REVIEW FROM VARIETY:  The title figure in “Factory Boss” is one who normally garners little sympathy, particularly in the West, where cheap Chinese labor has undercut local production. Yet helmer Zhang Wei and thesp Yao Anlian create a complex character virtually impossible not to identify with, at least partially: Caught between a rock and a hard place — the paper-thin profit margins offered by Western conglomerates vs. rising worker demands at home — he inevitably winds up treating everyone unfairly, including himself. For growing ranks of China watchers, “Factory Boss” offers an engrossing expose of the built-in impasses of global economics from an unexplored perspective.

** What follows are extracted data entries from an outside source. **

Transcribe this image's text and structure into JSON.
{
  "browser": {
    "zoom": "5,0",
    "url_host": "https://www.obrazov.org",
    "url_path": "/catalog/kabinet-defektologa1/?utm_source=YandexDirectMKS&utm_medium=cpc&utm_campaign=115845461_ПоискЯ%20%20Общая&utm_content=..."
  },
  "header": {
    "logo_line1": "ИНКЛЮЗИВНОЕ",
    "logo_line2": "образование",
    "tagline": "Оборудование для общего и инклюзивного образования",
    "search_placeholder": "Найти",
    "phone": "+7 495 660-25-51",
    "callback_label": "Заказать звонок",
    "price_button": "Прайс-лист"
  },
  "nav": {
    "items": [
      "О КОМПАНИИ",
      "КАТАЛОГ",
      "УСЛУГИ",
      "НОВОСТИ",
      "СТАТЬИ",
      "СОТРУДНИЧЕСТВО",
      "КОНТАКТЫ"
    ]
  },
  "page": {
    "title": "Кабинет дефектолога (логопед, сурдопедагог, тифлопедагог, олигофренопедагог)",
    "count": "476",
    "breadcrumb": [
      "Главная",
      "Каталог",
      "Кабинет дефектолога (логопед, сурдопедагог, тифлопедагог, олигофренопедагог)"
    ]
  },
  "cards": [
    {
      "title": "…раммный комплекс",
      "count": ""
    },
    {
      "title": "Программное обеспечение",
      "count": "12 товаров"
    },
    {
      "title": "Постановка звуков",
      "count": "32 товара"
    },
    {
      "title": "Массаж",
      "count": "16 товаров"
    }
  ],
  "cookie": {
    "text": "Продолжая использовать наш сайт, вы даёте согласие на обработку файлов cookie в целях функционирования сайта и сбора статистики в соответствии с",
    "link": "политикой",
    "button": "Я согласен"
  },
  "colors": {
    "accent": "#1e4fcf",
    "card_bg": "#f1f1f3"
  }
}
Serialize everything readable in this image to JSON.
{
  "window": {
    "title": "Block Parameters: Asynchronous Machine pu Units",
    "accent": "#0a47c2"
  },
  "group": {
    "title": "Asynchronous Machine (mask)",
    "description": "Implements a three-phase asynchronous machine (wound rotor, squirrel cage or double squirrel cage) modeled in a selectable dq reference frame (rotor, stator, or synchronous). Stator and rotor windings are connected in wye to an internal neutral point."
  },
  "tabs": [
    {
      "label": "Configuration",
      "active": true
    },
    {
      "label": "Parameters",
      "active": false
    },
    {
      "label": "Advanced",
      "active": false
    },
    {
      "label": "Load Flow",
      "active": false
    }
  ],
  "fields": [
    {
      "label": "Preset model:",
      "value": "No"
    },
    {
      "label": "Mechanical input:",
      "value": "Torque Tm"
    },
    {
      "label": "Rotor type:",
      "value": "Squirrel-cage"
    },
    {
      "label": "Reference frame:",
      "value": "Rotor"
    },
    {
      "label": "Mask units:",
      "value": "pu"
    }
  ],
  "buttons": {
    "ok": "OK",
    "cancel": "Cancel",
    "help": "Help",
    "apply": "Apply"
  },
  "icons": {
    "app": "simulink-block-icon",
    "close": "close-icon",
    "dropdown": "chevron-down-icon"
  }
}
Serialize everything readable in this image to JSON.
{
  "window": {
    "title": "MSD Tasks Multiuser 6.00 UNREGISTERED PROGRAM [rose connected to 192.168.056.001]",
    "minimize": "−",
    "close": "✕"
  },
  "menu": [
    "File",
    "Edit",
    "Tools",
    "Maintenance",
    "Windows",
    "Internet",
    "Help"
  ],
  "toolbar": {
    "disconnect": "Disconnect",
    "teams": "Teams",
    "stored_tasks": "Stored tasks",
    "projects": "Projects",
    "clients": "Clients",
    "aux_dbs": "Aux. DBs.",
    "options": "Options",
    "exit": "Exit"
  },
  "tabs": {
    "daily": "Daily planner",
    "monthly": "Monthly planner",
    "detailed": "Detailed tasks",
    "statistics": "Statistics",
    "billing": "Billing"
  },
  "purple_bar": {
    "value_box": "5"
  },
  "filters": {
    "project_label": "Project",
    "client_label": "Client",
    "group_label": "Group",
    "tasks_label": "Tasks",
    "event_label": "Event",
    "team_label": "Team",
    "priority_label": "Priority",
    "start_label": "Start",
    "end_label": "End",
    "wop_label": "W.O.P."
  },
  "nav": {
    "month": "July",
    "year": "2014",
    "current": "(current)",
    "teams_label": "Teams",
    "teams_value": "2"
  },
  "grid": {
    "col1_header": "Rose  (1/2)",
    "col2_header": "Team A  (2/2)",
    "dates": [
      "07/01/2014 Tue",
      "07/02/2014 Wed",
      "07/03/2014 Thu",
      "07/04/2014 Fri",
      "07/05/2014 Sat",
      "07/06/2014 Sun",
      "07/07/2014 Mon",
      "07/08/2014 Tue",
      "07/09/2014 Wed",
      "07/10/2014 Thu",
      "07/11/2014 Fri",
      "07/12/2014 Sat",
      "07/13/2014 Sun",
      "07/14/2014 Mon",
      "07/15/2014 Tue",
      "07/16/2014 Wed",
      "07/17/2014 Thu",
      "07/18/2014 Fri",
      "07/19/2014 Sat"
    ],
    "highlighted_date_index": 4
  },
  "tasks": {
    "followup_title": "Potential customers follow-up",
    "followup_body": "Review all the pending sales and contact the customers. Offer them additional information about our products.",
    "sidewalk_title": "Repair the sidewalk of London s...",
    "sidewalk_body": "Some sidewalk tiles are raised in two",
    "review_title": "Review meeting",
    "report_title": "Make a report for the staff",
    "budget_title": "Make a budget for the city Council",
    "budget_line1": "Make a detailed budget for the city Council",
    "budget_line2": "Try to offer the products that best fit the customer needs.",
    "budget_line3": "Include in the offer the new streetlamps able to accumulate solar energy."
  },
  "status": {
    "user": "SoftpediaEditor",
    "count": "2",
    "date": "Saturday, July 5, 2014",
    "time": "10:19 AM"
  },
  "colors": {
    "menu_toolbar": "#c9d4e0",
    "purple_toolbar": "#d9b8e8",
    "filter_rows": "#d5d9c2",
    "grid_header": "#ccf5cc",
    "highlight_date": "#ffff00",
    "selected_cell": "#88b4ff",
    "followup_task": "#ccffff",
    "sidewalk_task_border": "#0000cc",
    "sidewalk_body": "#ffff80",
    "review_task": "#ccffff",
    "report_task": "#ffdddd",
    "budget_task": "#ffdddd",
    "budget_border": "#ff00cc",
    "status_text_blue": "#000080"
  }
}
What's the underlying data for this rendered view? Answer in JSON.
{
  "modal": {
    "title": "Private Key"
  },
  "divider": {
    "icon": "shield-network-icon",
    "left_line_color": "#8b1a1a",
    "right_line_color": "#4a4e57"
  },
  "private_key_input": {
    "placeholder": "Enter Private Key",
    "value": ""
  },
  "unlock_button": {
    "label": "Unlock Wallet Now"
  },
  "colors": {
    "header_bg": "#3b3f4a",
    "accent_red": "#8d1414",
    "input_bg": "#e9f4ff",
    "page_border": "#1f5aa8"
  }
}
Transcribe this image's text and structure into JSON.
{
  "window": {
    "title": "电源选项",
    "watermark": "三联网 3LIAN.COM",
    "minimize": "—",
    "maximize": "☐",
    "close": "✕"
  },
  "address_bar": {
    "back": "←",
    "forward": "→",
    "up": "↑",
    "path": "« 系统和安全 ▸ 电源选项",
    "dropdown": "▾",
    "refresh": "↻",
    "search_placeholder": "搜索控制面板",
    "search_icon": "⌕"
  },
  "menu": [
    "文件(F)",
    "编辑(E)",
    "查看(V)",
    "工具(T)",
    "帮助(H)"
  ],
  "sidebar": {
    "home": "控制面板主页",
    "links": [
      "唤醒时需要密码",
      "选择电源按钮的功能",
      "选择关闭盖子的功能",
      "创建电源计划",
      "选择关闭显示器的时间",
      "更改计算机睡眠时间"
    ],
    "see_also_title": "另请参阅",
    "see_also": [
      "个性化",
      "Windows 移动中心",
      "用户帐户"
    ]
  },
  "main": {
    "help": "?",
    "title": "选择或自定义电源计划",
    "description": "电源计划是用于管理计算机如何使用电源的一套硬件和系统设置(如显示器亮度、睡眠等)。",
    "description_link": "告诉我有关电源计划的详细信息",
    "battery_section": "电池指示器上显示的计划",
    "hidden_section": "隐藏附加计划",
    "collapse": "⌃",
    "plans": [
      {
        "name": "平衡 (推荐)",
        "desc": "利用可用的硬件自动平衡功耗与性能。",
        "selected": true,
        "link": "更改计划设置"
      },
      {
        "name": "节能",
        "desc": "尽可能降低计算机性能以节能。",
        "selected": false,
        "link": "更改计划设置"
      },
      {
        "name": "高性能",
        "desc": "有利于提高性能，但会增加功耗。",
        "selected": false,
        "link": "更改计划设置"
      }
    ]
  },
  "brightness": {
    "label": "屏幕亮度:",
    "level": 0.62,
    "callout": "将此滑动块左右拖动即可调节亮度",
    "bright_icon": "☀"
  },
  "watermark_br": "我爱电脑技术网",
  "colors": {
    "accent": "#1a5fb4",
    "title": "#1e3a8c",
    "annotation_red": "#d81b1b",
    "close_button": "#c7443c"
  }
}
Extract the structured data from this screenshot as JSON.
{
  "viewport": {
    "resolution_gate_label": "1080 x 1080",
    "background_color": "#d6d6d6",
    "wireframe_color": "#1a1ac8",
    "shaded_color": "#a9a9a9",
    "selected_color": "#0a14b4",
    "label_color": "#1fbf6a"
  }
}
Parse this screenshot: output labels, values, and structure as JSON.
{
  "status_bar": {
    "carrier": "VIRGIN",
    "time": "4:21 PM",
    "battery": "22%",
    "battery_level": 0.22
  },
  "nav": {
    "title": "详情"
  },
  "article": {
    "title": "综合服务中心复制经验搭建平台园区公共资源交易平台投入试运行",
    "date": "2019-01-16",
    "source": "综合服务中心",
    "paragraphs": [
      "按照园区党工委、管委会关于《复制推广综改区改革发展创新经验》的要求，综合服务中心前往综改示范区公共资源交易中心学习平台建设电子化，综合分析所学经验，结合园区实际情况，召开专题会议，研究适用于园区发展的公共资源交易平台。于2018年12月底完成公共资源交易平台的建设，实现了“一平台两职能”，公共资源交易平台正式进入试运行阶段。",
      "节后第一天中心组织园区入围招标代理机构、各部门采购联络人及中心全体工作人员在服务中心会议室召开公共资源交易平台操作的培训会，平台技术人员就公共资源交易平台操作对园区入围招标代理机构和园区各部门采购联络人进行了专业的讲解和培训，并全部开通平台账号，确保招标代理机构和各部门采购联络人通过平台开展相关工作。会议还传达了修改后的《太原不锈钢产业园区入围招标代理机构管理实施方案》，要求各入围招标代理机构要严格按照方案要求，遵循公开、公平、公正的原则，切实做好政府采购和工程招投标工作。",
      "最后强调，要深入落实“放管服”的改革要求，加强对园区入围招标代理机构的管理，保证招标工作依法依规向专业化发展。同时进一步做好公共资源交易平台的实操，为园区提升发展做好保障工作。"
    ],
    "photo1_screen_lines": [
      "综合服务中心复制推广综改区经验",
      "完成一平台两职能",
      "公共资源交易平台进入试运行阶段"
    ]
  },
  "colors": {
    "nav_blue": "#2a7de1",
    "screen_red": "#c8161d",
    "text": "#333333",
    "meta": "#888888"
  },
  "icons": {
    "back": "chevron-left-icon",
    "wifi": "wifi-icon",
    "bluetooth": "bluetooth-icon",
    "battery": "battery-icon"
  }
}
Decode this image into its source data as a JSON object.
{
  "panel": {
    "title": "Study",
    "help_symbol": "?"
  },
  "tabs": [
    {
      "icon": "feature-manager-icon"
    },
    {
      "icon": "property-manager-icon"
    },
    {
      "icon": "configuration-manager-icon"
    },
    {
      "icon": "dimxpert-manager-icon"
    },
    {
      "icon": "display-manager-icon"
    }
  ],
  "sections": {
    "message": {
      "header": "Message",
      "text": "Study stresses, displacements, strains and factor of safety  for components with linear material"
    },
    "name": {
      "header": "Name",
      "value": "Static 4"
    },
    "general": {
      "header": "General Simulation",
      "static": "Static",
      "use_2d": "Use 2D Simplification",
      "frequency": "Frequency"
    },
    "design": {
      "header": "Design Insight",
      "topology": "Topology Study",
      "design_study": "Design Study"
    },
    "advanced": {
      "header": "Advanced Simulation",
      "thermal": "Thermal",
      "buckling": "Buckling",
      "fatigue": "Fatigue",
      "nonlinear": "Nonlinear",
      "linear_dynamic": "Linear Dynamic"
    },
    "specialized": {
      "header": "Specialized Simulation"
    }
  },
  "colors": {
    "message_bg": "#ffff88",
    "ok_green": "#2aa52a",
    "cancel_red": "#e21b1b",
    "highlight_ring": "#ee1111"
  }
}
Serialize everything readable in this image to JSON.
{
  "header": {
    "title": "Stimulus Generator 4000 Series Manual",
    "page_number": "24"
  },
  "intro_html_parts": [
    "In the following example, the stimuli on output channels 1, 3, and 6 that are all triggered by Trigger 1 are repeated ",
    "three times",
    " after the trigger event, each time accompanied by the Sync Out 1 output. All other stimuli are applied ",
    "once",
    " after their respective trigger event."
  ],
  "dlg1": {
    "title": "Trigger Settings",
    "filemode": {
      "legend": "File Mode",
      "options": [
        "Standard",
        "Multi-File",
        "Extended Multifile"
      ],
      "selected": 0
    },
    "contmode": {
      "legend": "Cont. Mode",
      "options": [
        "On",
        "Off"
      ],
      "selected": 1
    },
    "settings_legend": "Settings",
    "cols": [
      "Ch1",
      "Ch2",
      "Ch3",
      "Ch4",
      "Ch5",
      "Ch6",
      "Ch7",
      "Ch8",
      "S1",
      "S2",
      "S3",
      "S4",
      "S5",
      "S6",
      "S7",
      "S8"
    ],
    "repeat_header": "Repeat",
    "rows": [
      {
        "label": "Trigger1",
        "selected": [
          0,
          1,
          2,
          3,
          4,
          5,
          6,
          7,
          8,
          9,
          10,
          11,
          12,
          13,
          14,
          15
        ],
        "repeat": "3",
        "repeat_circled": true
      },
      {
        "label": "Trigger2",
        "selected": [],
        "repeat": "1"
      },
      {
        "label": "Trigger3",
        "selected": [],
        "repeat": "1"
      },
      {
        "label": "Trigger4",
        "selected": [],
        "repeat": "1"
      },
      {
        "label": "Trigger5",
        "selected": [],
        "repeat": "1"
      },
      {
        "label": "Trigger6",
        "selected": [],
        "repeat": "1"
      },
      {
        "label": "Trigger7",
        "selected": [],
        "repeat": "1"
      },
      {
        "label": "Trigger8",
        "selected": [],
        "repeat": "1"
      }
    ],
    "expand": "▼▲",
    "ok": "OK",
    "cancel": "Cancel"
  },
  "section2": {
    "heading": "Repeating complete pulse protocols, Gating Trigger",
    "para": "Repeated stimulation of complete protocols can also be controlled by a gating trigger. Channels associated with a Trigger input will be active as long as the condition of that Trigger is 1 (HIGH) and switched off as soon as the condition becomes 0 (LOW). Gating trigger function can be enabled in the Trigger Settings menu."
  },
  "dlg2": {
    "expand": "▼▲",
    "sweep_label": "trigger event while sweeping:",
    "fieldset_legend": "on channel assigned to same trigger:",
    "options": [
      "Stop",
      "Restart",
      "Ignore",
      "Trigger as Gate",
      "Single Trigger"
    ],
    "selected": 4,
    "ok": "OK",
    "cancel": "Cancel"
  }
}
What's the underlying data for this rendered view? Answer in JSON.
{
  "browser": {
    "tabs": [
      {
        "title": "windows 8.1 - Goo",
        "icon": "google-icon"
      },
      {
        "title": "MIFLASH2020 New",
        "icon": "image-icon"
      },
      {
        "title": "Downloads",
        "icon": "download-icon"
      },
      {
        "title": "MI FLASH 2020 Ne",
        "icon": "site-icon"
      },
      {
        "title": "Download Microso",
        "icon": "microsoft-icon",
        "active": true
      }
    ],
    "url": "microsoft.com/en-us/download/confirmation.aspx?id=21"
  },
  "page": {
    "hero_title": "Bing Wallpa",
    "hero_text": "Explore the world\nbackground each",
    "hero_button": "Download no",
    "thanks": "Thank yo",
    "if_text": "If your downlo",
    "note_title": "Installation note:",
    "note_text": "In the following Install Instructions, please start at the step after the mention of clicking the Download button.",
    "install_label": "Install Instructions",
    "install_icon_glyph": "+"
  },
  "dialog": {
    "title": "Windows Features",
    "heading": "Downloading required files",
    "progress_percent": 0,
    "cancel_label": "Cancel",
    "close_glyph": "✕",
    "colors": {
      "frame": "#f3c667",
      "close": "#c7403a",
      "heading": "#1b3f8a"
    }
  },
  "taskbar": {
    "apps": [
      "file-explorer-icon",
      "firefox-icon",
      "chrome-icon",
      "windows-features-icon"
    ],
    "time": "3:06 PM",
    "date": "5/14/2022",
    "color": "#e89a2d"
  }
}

Lin Dalin (Yao) owns a toy factory in Shenzhen, one of the few surviving remnants of a once-thriving industry. As he faces stiff competition from cheaper Asian markets, his only hope of staying afloat is to accept an order from an American mega-corporation at a price beneath that necessary to maintain adequate wages and safety for his workers. Yet to refuse the order would mean shutting down the factory, leaving workers without jobs. Lin speeds up assembly lines and cuts corners while desperately trying to placate the increasingly disaffected workforce, every decision plunging him further into disaster. Meanwhile, an idealistic young reporter (a too-pretty Tang Yan) secures a position at the company as a cover for her investigation of conditions in a “blood and sweat” shop. Her article further inflames the situation, though by the time public outcry and manager-worker tensions have reached a boiling point, she has come to understand Lin’s side of the story.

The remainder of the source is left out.